Udit Agrawal, Team Lead at CAPA India, emphasized the anticipated surge in international travel demand, attributing it to a structural transformation in key economic and consumption drivers.
He noted that the projected increase in prosperity among higher-income households would outpace the national average, providing an additional boost to discretionary income for travel. Key drivers include expanding air capacity with more nonstop connectivity, liberalized visa requirements, increased marketing investments by foreign tourist boards targeting Indian travelers, and the growing influence of media and social media on the aspirations of Indian consumers, particularly the younger demographics.
While historical limitations on international travel to/from India were largely attributed to structural issues, including limited air connectivity, a liberal market correction unfolded from FY2004.
This shift saw a strategic convergence of elements, including orders for widebodies by several Indian carriers, permission for select private Indian airlines to launch overseas routes, nearly threefold increases in bilateral entitlements for foreign carriers from key markets, and an extensive airport privatization and modernization program.
Consequently, international traffic witnessed a notable increase, growing at a CAGR of 15.0% in the five years to FY2008, compared to 3.0% in the preceding five years.

India’s International Aviation Market
However, the period from FY2010 witnessed a series of events leading to a shift in conditions, marking a virtual halt to bilateral liberalization for foreign carriers. Financial losses in the domestic market also hindered the expansion efforts of Indian carriers in the international arena.
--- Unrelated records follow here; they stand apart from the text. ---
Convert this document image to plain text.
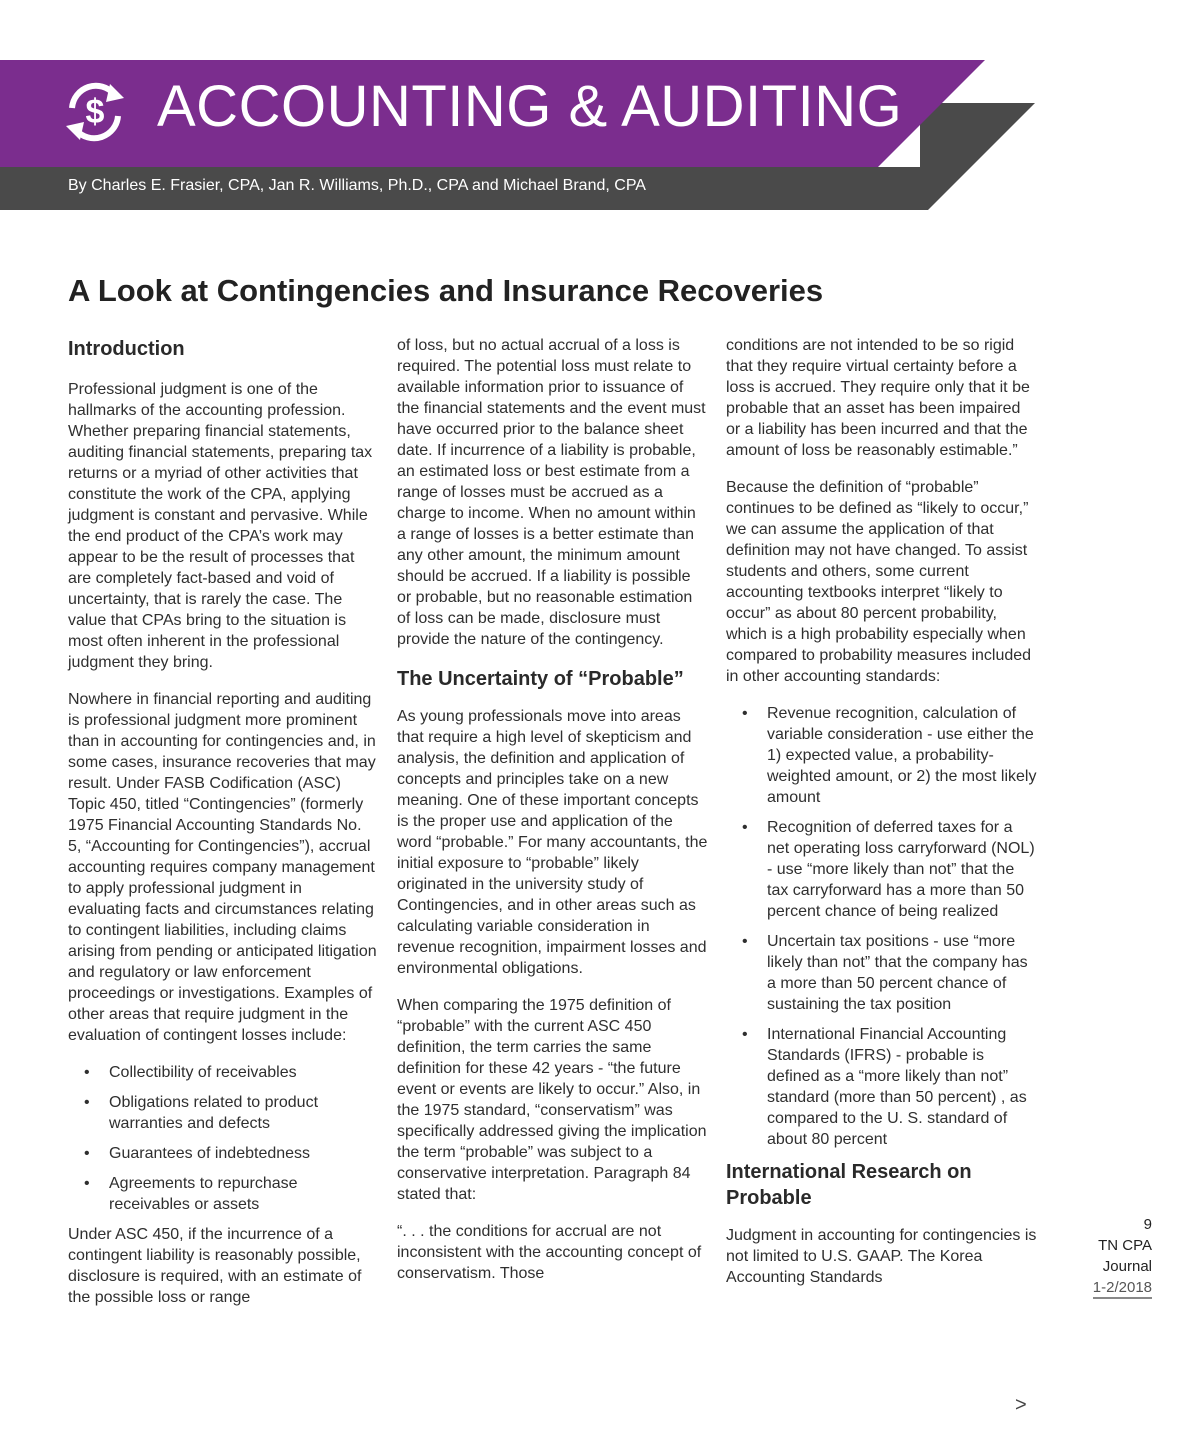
$ ACCOUNTING & AUDITING
By Charles E. Frasier, CPA, Jan R. Williams, Ph.D., CPA and Michael Brand, CPA
A Look at Contingencies and Insurance Recoveries
Introduction

Professional judgment is one of the hallmarks of the accounting profession. Whether preparing financial statements, auditing financial statements, preparing tax returns or a myriad of other activities that constitute the work of the CPA, applying judgment is constant and pervasive. While the end product of the CPA’s work may appear to be the result of processes that are completely fact-based and void of uncertainty, that is rarely the case. The value that CPAs bring to the situation is most often inherent in the professional judgment they bring.

Nowhere in financial reporting and auditing is professional judgment more prominent than in accounting for contingencies and, in some cases, insurance recoveries that may result. Under FASB Codification (ASC) Topic 450, titled “Contingencies” (formerly 1975 Financial Accounting Standards No. 5, “Accounting for Contingencies”), accrual accounting requires company management to apply professional judgment in evaluating facts and circumstances relating to contingent liabilities, including claims arising from pending or anticipated litigation and regulatory or law enforcement proceedings or investigations. Examples of other areas that require judgment in the evaluation of contingent losses include:

• Collectibility of receivables
• Obligations related to product warranties and defects
• Guarantees of indebtedness
• Agreements to repurchase receivables or assets

Under ASC 450, if the incurrence of a contingent liability is reasonably possible, disclosure is required, with an estimate of the possible loss or range

of loss, but no actual accrual of a loss is required. The potential loss must relate to available information prior to issuance of the financial statements and the event must have occurred prior to the balance sheet date. If incurrence of a liability is probable, an estimated loss or best estimate from a range of losses must be accrued as a charge to income. When no amount within a range of losses is a better estimate than any other amount, the minimum amount should be accrued. If a liability is possible or probable, but no reasonable estimation of loss can be made, disclosure must provide the nature of the contingency.

The Uncertainty of “Probable”

As young professionals move into areas that require a high level of skepticism and analysis, the definition and application of concepts and principles take on a new meaning. One of these important concepts is the proper use and application of the word “probable.” For many accountants, the initial exposure to “probable” likely originated in the university study of Contingencies, and in other areas such as calculating variable consideration in revenue recognition, impairment losses and environmental obligations.

When comparing the 1975 definition of “probable” with the current ASC 450 definition, the term carries the same definition for these 42 years - “the future event or events are likely to occur.” Also, in the 1975 standard, “conservatism” was specifically addressed giving the implication the term “probable” was subject to a conservative interpretation. Paragraph 84 stated that:

“. . . the conditions for accrual are not inconsistent with the accounting concept of conservatism. Those

conditions are not intended to be so rigid that they require virtual certainty before a loss is accrued. They require only that it be probable that an asset has been impaired or a liability has been incurred and that the amount of loss be reasonably estimable.”

Because the definition of “probable” continues to be defined as “likely to occur,” we can assume the application of that definition may not have changed. To assist students and others, some current accounting textbooks interpret “likely to occur” as about 80 percent probability, which is a high probability especially when compared to probability measures included in other accounting standards:

• Revenue recognition, calculation of variable consideration - use either the 1) expected value, a probability-weighted amount, or 2) the most likely amount
• Recognition of deferred taxes for a net operating loss carryforward (NOL) - use “more likely than not” that the tax carryforward has a more than 50 percent chance of being realized
• Uncertain tax positions - use “more likely than not” that the company has a more than 50 percent chance of sustaining the tax position
• International Financial Accounting Standards (IFRS) - probable is defined as a “more likely than not” standard (more than 50 percent) , as compared to the U. S. standard of about 80 percent
International Research on Probable

Judgment in accounting for contingencies is not limited to U.S. GAAP. The Korea Accounting Standards

9
TN CPA
Journal
1-2/2018
>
Despite a nearly doubled GDP and a threefold increase in per capita GDP during this decade, international traffic experienced a relatively modest Compound Annual Growth Rate (CAGR) of 6.8%.
The state of the international market in FY2020 reflected a missed opportunity. Tanuj Kapta, Team Lead at CAPA India, highlighted that while international traffic in FY2000 surpassed domestic volumes, it was less than half two decades later.
Indian carriers collectively operated a widebody fleet of just under 50 aircraft, significantly smaller than the fleet of over 250 aircraft in Dubai alone. Consequently, 75–90% of passengers on long- and ultra-long-haul routes had to opt for indirect flights.
CAPA India envisions a resurgence of favorable conditions similar to those observed in FY2003–FY2008. This time, the airline industry is more robust, and the economy is significantly larger. Indian carriers boast strong balance sheets and a strategic commitment to developing world-class airlines.
With the gradual receipt of around 1,500 aircraft from their substantial combined order, Indian carriers are projected to deploy an additional 325–350 aircraft on international routes over the next 5–7 years. This development will give Indian consumers the unprecedented choice of world-class Full-Service Carriers (FSCs), Low-Cost Carriers (LCCs), and leading global carriers.